The COVID-19 crisis has dominated most recent media coverage but environmental concerns remain.
Friday for Future, the movement launched by Greta Thunberg, has come back to protest the federal government’s inaction on earlier green promises such as curbing greenhouse gas emissions. More and more, we’re seeing green activists fighting against industry and energy consumption.
But a largely ignored solution can help the fight against pollution and ensure Canada’s electricity needs: nuclear power.
Canada’s uranium resources are the fourth largest in the world, after those of Australia, Kazakhstan and Russia. As of Jan. 1, 2017, Canada held 514,000 tonnes or eight per cent of the world’s total uranium known resources, recoverable at a uranium price of US$130 per kilogram.
And Canada is the world’s second-largest producer of uranium, after Australia, with 13 per cent of global production in 2018. It’s also the fourth largest exporter of uranium in the world.
Most of the Canadian uranium comes from the Athabasca Basin on the Alberta-Saskatchewan border. Recent explorations on the Alberta side have revealed vast amounts of uranium that can be exploited. In 2016, Cameco Corp. discovered large resources in Fox Lake.
These Canadian and Alberta holdings can be a real game-changer for the energy economy.
The Chernobyl and Fukushima disasters have reinforced the fear of nuclear power. But the data show another reality: nuclear power is one of the safest energy sources.
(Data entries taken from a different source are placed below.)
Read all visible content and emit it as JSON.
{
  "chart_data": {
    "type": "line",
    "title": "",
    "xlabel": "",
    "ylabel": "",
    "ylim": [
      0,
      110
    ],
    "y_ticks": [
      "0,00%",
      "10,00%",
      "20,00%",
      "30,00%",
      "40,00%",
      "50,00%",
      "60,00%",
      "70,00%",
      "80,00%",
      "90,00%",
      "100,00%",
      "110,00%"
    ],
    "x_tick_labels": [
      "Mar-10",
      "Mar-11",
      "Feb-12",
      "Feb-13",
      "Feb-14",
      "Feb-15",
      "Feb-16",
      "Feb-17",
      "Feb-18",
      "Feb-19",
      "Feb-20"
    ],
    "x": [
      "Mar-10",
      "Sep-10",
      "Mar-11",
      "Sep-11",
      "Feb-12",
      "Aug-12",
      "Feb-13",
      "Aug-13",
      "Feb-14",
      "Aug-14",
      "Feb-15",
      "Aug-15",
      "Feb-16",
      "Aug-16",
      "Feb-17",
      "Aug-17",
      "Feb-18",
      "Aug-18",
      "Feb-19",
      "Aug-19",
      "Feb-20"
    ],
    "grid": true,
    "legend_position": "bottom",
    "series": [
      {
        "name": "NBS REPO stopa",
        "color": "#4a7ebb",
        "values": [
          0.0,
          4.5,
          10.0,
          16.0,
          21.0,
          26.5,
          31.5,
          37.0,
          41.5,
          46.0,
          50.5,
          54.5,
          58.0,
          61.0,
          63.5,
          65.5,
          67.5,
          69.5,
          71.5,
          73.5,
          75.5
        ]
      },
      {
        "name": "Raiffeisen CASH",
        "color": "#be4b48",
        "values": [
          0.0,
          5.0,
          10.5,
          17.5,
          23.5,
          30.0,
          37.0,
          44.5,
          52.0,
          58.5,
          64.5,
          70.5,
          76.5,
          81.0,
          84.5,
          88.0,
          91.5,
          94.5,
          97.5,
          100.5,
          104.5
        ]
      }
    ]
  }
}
Atomic energy would have caused just 4,900 deaths in the world between 1971 and 2009. And its use would have avoided the deaths of 1.84 million people over the same period, according to a study published in the journal of Environmental Science & Technology.
In addition, nuclear power doesn’t release CO2 and so creates no atmospheric pollution.
Yet a considerable number of political decision-makers continue to oppose nuclear power in the hope of developing renewable energies.
Never mind that renewable power isn’t productive enough. Its failure has meant that countries like Germany have had to relaunch coal or hydrocarbon power plants that are dangerous to ecology and public health (as shown by the Norilsk disaster in Russia in June 2020).
In 2018, Alberta’s total energy usage was the largest in Canada – and the highest on a per capita basis. Nuclear power could help meet the rising demand for electricity in the province and meet neutral carbon objectives.
Canada has a strong background in nuclear reactor technology with the CANDU or Canada deuterium uranium. These reactors are a real asset to Canada. They’ve been exported to countries like Argentina, China, India, Pakistan, Romania and South Korea. Thirty CANDU reactors are in operation around the world. And India has built 16 reactors based on this design.
Sixty per cent of the energy produced in Ontario comes from nuclear power. This helps Ontario keep its greenhouse gas (GHG) emissions relatively low. In 2017, Ontario’s electricity sector emitted 2.0 megatonnes of CO2 emissions or three per cent of total Canadian GHG emissions attributable to power generation.
In comparison over the same period, Alberta, with no nuclear power production, produced 44.3 megatones of CO2 emissions. That’s 60 per cent of total Canadian GHG emissions from power generation.
This summer, Alberta signed an agreement with Ontario, Saskatchewan and New Brunswick to support the advancement and use of nuclear energy through small modular reactors (SMRs).
Natural Resources Canada says this technology can improve the economic competitiveness of the country: “Conservative estimates place the potential value for SMRs in Canada at $5.3 billion between 2025 and 2040. Globally, the SMR market is much bigger, with a conservative estimated value of $150 billion between 2025 and 2040.”
Nuclear power should be a prime option to fight pollution and address environmental issues. It can also help Canada and Alberta gain a new advantage in the global economy.
Alexandre Massaux of France is a research associate with Frontier Centre for Public Policy.